Show Abstract | Download Original | Original Source | Check in Google Scholar | DOI: 10.29103/sisfo.v10i1.27063

Abstract

Plant disease recognition from images is often reported as classification, although field inspection needs more than a class label. A farmer or agricultural officer must also know where the suspected leaf or disease region appears. This paper examines that localization problem using YOLO26n on the PlantDoc object detection dataset. PlantDoc is not a clean laboratory leaf dataset. It contains outdoor images with background clutter, uneven illumination, different leaf poses, overlapping objects, and visible symptom variation. YOLO26n was trained for 50 epochs with 416 × 416 input size and batch size 16. On the test set, the model obtained 0.534 precision, 0.560 recall, 0.547 F1-score, 0.573 mAP@0.50, and 0.417 mAP@0.50:0.95. Compared with the original PlantDoc detection benchmark, mAP@0.50 increased from 0.389 to 0.573. This result shows that a recent lightweight YOLO detector can improve object-level localization on PlantDoc.
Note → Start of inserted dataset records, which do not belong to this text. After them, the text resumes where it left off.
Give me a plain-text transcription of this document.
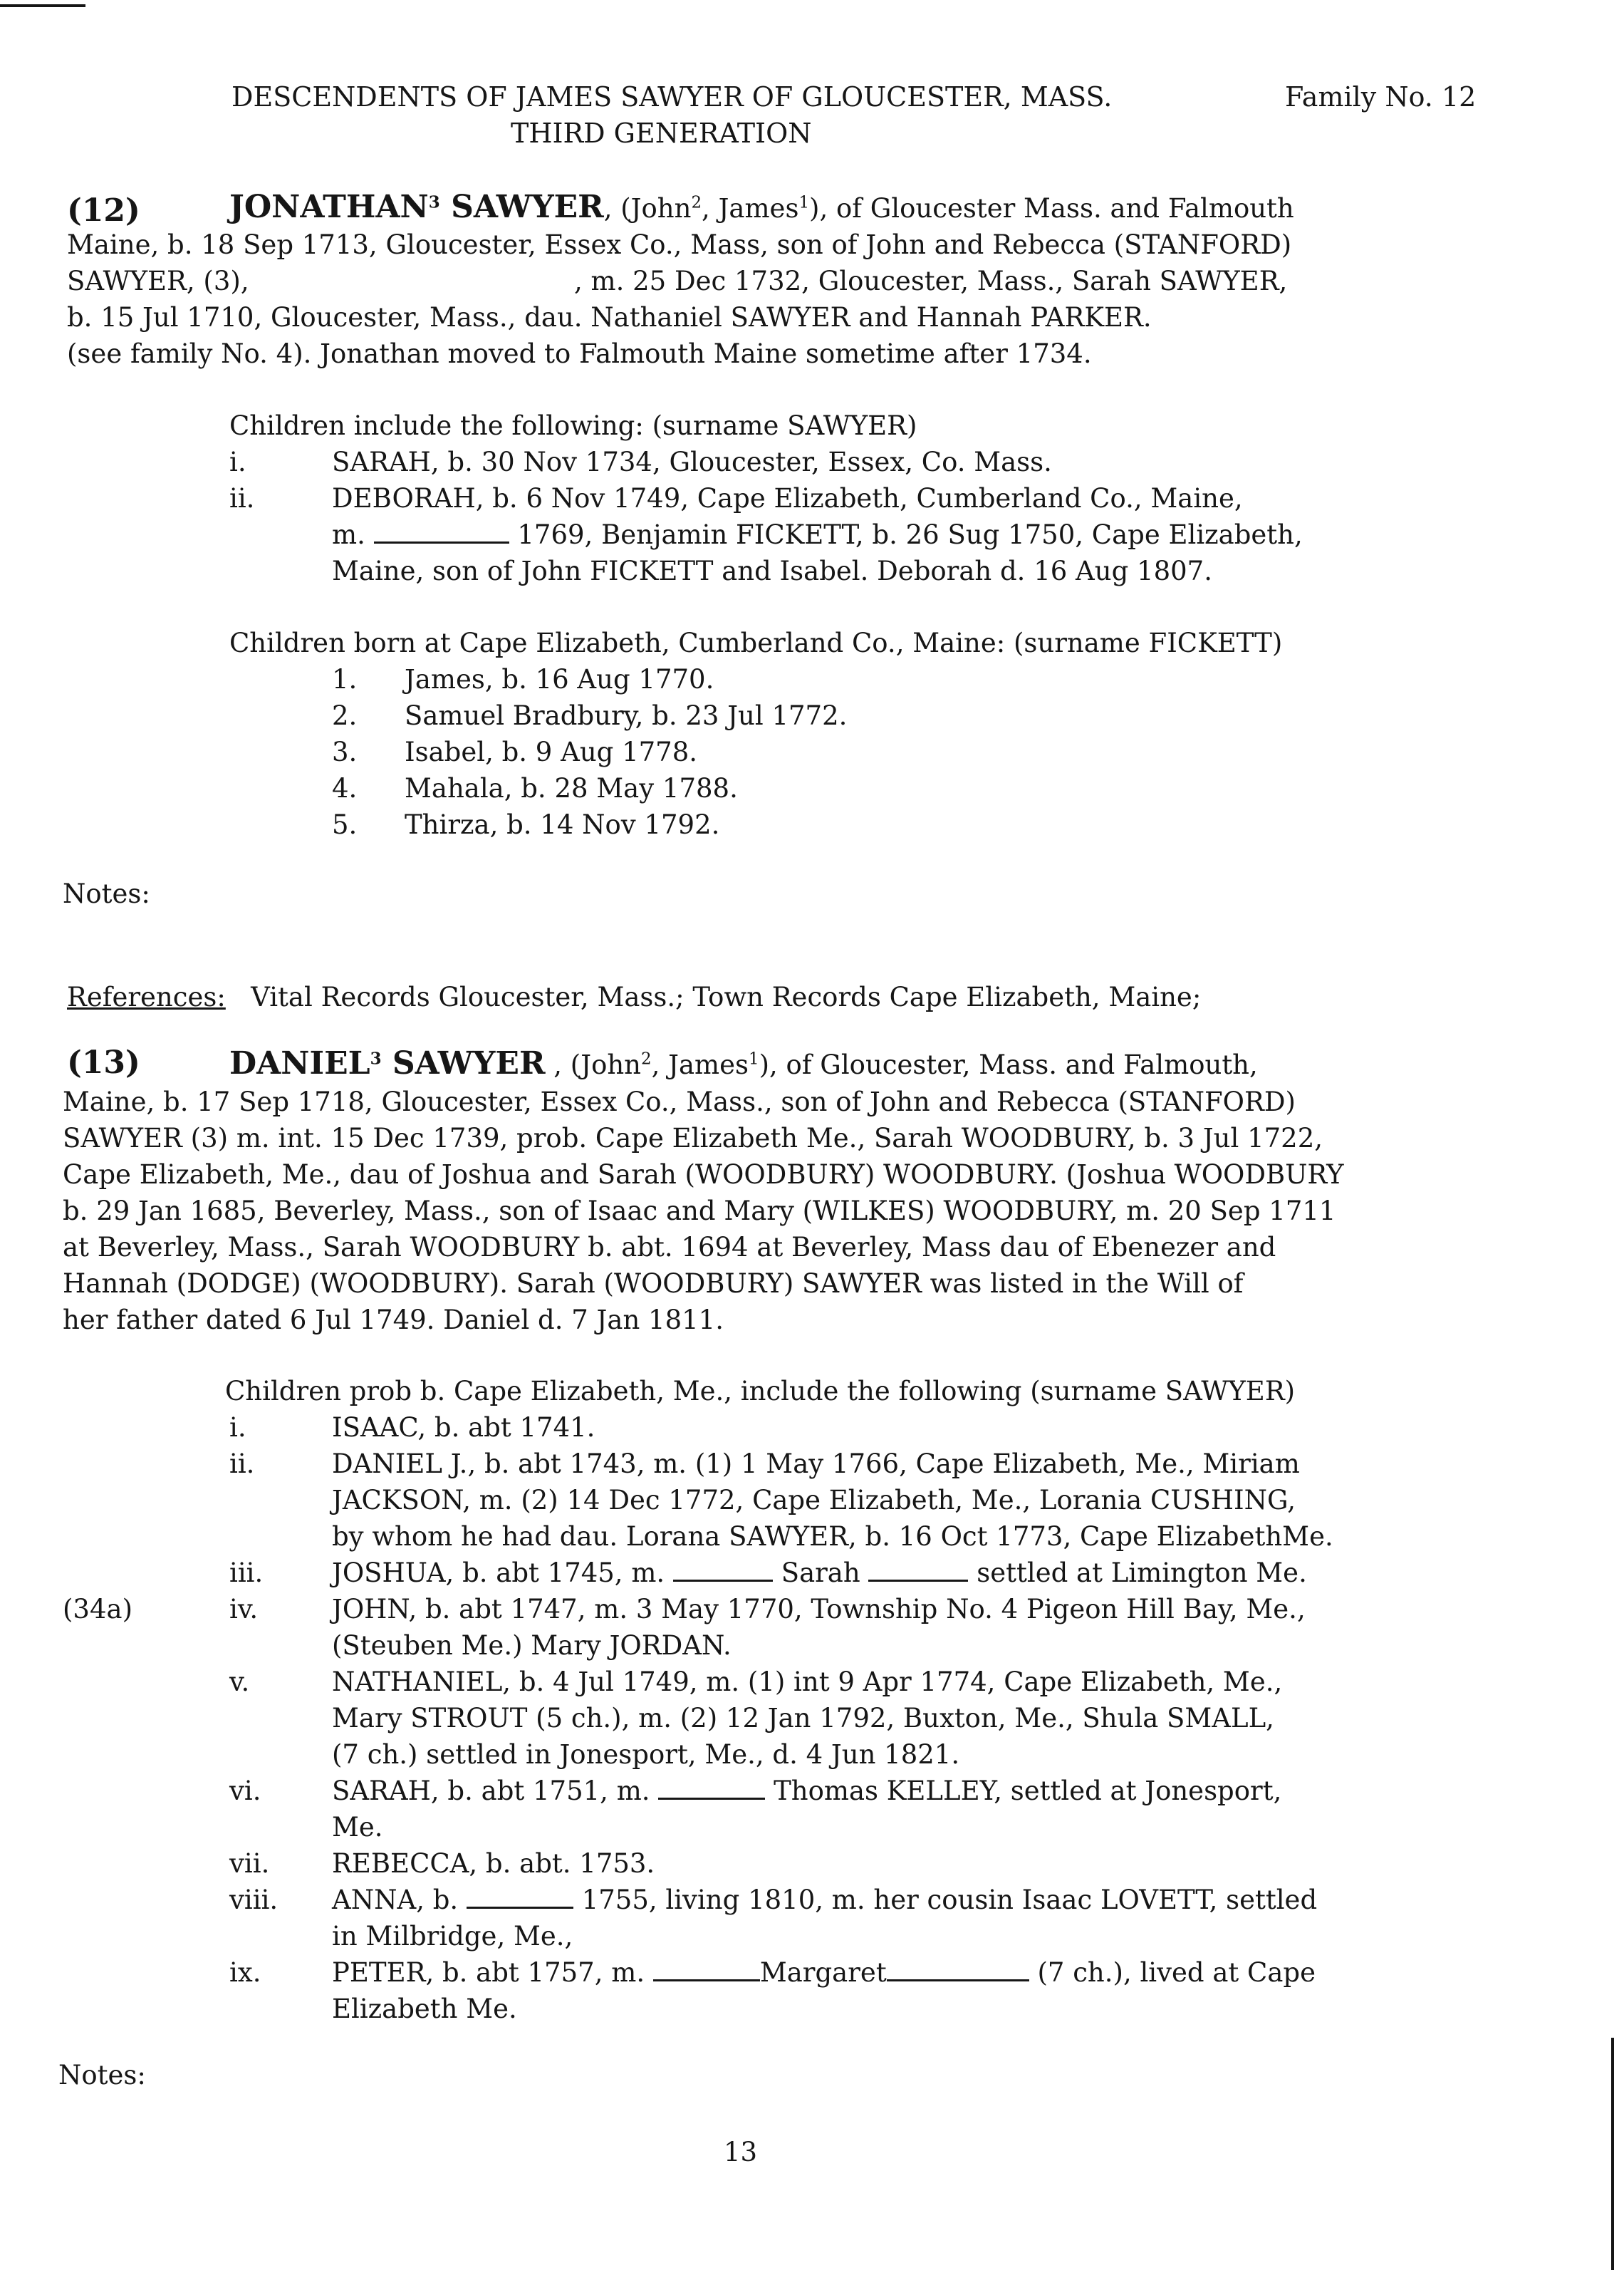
DESCENDENTS OF JAMES SAWYER OF GLOUCESTER, MASS.	Family No. 12
THIRD GENERATION
(12)	JONATHAN$^3$ SAWYER, (John$^2$, James$^1$), of Gloucester Mass. and Falmouth
Maine, b. 18 Sep 1713, Gloucester, Essex Co., Mass, son of John and Rebecca (STANFORD)
SAWYER, (3),	, m. 25 Dec 1732, Gloucester, Mass., Sarah SAWYER,
b. 15 Jul 1710, Gloucester, Mass., dau. Nathaniel SAWYER and Hannah PARKER.
(see family No. 4). Jonathan moved to Falmouth Maine sometime after 1734.
Children include the following: (surname SAWYER)
i.	SARAH, b. 30 Nov 1734, Gloucester, Essex, Co. Mass.
ii.	DEBORAH, b. 6 Nov 1749, Cape Elizabeth, Cumberland Co., Maine,
m.	1769, Benjamin FICKETT, b. 26 Sug 1750, Cape Elizabeth,
Maine, son of John FICKETT and Isabel. Deborah d. 16 Aug 1807.
Children born at Cape Elizabeth, Cumberland Co., Maine: (surname FICKETT)
1. James, b. 16 Aug 1770.
2. Samuel Bradbury, b. 23 Jul 1772.
3. Isabel, b. 9 Aug 1778.
4. Mahala, b. 28 May 1788.
5. Thirza, b. 14 Nov 1792.
Notes:
References: Vital Records Gloucester, Mass.; Town Records Cape Elizabeth, Maine;
(13)	DANIEL$^3$ SAWYER , (John$^2$, James$^1$), of Gloucester, Mass. and Falmouth,
Maine, b. 17 Sep 1718, Gloucester, Essex Co., Mass., son of John and Rebecca (STANFORD)
SAWYER (3) m. int. 15 Dec 1739, prob. Cape Elizabeth Me., Sarah WOODBURY, b. 3 Jul 1722,
Cape Elizabeth, Me., dau of Joshua and Sarah (WOODBURY) WOODBURY. (Joshua WOODBURY
b. 29 Jan 1685, Beverley, Mass., son of Isaac and Mary (WILKES) WOODBURY, m. 20 Sep 1711
at Beverley, Mass., Sarah WOODBURY b. abt. 1694 at Beverley, Mass dau of Ebenezer and
Hannah (DODGE) (WOODBURY). Sarah (WOODBURY) SAWYER was listed in the Will of
her father dated 6 Jul 1749. Daniel d. 7 Jan 1811.
Children prob b. Cape Elizabeth, Me., include the following (surname SAWYER)
i.	ISAAC, b. abt 1741.
ii.	DANIEL J., b. abt 1743, m. (1) 1 May 1766, Cape Elizabeth, Me., Miriam
JACKSON, m. (2) 14 Dec 1772, Cape Elizabeth, Me., Lorania CUSHING,
by whom he had dau. Lorana SAWYER, b. 16 Oct 1773, Cape ElizabethMe.
iii.	JOSHUA, b. abt 1745, m.	Sarah	settled at Limington Me.
(34a)	iv.	JOHN, b. abt 1747, m. 3 May 1770, Township No. 4 Pigeon Hill Bay, Me.,
(Steuben Me.) Mary JORDAN.
v.	NATHANIEL, b. 4 Jul 1749, m. (1) int 9 Apr 1774, Cape Elizabeth, Me.,
Mary STROUT (5 ch.), m. (2) 12 Jan 1792, Buxton, Me., Shula SMALL,
(7 ch.) settled in Jonesport, Me., d. 4 Jun 1821.
vi.	SARAH, b. abt 1751, m.	Thomas KELLEY, settled at Jonesport,
Me.
vii. REBECCA, b. abt. 1753.
viii. ANNA, b.	1755, living 1810, m. her cousin Isaac LOVETT, settled
in Milbridge, Me.,
ix.	PETER, b. abt 1757, m.	Margaret	(7 ch.), lived at Cape
Elizabeth Me.
Notes:
13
At the same time, the lower mAP@0.50:0.95 shows that precise bounding-box placement is still difficult. Most errors appear in visually similar symptoms, overlapping leaves, cluttered backgrounds, and under-represented classes. Thus, YOLO26n is better positioned as an initial baseline reference than as a deployable diagnostic model. Keywords: Object detection; Plant disease; PlantDoc; YOLO26n; Deep learning.